Namun tahukah kamu, melancong UMKM yang ada di kampung-kampung sekitar Borobudur juga mengasyikkan. Mulai dari menyesap khasiat madu Menoreh, menyeruput kopi luwak hingga menyicip rengginang nan umami.
Pengalaman melancong tak ‘mainstream’ ini dihadirkan oleh Diskominfo Jateng, saat menggelar Press Tour Lembaga Penyiaran Publik Lokal (LPPL) dan Kelompok Informasi Masyarakat (KIM) se-Jateng, Rabu (16/11/2022). Sekitar 80 peserta ikut serta, mereka dibawa mengelilingi desa-desa di sekitar Borobudur menggunakan jip, lalu mampir ke UMKM di sekitar candi.
Pemberhentian pertama adalah Ashfa Madu Borobudur. Beralamat di Dusun Tanjungsari 03, 01Tanjungsari-Borobudur, usaha yang dirintis oleh Qozin ini telah melanglang buana hingga Vietnam. Yang menarik, lebah madu di sini makan sari bunga Kaliandra.

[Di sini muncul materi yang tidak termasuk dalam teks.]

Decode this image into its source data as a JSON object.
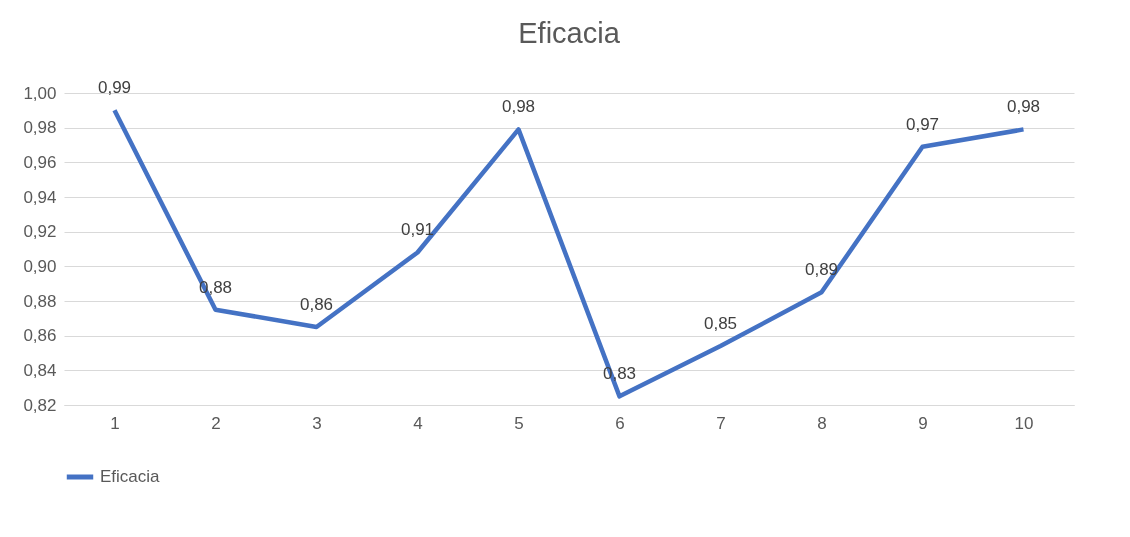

Staf Ashfa Madu Borobudur Aris Supriyanto menjelaskan, bunga dari pohon Kaliandra sangat banyak terdapat di Bukit Menoreh. Memanfaatkan hal itu, pihaknya lantas mengembangbiakkan lebah madu dan menggandeng masyarakat sekitar.
“Kalau kami memunyai sekitar 400 kotak lebah madu di lereng Menoreh. Di sana kebanyakan ada pohon Kaliandra yang berbunga setiap hari. Itulah asupan untuk lebah, yang kemudian menghasilkan madu berwarna kuning dan berenzim tinggi,” sebutnya.
Aris menyebut, madu Menoreh bisa menghasilkan 6-7 kuintal setiap bulan. Dengan produksi sebanyak ini, madunya banyak dipesan pelanggan. Untuk madu asli kemasan 250 mililiter dijual mulai harga Rp110 ribu.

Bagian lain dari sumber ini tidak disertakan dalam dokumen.